Not everyone enjoys exercise. Just like anything else in the world, some people are going to love it, others are going to hate it, and some people live for it; however, if you enjoy exercise or not, it’s necessary. Exercise may be seen by some as yet another thing to add to their already tight schedule that only yields minimal results. “Isn’t a V8 enough to keep me healthy?” In years past, before the modern conveniences of the last few centuries, people naturally received exercise. Just running a house burned tons of calories. It took hours to prepare meals then that take just a few minutes to prepare now. We have televisions to sit and watch, computers at which to sit and stare, and lawn mowers we sit on as we ride around the yard complaining about the heat. These modern conveniences are amazing and I am quite glad to have them; yet, I cannot deny that we do not get the exercise from our daily chores that our ancestors enjoyed (or endured).

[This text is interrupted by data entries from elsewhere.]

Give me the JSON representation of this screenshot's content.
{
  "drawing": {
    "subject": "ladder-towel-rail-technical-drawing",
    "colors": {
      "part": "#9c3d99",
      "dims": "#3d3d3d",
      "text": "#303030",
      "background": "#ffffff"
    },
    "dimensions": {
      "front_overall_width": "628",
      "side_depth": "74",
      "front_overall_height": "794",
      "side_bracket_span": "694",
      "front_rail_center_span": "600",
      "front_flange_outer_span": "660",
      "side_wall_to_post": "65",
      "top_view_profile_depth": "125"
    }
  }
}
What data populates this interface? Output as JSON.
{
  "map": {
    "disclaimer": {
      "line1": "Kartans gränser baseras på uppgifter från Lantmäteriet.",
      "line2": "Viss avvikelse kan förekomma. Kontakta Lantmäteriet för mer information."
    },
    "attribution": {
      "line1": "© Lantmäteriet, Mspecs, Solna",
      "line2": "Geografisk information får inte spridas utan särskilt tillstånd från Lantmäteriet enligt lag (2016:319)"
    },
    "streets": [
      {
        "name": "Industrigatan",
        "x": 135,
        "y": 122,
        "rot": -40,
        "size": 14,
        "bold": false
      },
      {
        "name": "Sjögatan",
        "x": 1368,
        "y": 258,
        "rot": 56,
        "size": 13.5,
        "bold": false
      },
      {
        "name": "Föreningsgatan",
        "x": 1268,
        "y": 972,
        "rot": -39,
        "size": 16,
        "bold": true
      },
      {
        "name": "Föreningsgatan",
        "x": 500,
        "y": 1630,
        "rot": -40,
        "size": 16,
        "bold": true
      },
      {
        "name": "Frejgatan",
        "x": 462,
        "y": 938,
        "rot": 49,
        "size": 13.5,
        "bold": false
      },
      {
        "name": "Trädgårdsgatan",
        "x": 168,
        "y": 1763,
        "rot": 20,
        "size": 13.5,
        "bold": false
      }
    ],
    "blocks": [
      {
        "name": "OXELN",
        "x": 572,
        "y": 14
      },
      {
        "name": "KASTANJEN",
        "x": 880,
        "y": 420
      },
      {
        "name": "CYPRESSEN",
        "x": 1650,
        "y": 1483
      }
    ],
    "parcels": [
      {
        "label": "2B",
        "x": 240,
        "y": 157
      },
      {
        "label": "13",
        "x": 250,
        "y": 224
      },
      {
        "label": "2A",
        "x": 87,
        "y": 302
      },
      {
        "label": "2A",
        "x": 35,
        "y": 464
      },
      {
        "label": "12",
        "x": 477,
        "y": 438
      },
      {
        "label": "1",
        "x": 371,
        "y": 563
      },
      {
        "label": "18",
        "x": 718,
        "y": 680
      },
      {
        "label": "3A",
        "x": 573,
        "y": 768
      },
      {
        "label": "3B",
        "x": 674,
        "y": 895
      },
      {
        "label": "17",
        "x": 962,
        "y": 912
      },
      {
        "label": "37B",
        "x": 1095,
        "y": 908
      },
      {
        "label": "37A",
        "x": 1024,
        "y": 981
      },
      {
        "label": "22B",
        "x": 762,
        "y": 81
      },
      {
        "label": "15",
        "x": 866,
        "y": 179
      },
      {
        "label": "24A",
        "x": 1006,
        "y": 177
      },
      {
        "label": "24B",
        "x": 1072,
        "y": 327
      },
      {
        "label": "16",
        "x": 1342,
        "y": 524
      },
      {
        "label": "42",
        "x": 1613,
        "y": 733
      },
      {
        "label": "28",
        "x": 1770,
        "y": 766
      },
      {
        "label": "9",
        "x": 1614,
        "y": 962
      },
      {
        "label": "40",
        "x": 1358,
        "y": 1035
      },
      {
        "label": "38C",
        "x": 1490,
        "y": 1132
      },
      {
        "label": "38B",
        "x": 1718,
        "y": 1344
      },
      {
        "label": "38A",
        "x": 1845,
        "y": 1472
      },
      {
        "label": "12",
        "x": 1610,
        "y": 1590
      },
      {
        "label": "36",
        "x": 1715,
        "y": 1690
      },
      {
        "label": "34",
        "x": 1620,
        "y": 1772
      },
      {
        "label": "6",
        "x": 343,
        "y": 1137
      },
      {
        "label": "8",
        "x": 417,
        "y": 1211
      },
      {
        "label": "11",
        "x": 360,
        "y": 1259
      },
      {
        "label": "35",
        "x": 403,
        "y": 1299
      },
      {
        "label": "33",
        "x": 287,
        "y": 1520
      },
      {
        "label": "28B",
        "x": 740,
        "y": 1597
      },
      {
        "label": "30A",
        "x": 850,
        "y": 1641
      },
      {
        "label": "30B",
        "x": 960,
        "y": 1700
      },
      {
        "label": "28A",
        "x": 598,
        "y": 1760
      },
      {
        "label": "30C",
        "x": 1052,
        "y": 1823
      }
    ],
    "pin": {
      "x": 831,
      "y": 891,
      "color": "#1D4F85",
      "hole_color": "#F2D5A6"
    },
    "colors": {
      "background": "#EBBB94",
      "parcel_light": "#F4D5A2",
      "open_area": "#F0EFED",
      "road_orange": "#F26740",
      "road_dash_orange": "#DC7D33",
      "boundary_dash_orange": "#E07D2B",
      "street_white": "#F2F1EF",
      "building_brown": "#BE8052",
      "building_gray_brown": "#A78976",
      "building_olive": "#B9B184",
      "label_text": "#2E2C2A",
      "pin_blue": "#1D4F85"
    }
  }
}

Exercise is not usually something the majority of people enjoy; however, those that exercise enjoy the good feeling from the released endorphins that follow a good workout, but getting the shoes on and getting started can be so difficult. We all enjoy the fun parts of relationships. We enjoy the nice meals out, the laughing hysterically at inside jokes, and cuddling to a movie in front of a fire. But, what about the things in life we need to do that are difficult? Doing difficult activities with those we love not only helps us conquer them, but the experience also helps to build intimacy. During a 30 minute walk, spouses can discuss their days, any issues with the kids, and ideas for the future all while getting their bodies in shape. Just 30 minutes a day of vigorous exercise can really improve your body’s functions for the long haul. You could be thinking more clearly, walking more briskly, and sleeping more soundly all while building your relationship with your future spouse (which the habit can more easily continue once married).
Maybe neither of you enjoys the slowness of walking. Perhaps you could jog together, and if you like that, train for a 5k, half, or full marathon together. Maybe walking, running or swimming doesn’t excite you or your spouse. You could buy a trampoline and jump around like little kids or you could find a sport like tennis or basketball that you both enjoy. You could even join a local pool and swim laps together.
Of course, you won’t be able to talk while you swim, but it is still beneficial to your relationship to have shared health goals. Having shared goals in a relationship builds teamwork and makes both people need and lean on each other. Without goals in your relationship, it is easy to slowly drift apart into two separate lives. One may be watching television while the other cleans or reads a book. One may be active outside of the home while the other person looks forward to an empty house to be alone. Some time apart is beneficial and even necessary at times; however, time together while working towards common goals is essential if you want your relationship and future marriage to thrive.
If you both cannot agree on what you like to do, jot down several activities that each person likes and then draw from a hat or alternate activities (hers one day, his the next, and repeat the cycle). This can work, it just takes both people agreeing that it needs to be done, and both people being willing to carve out time in the day to do it. It will be great for your body, your mind, and your future marriage. Happy moving!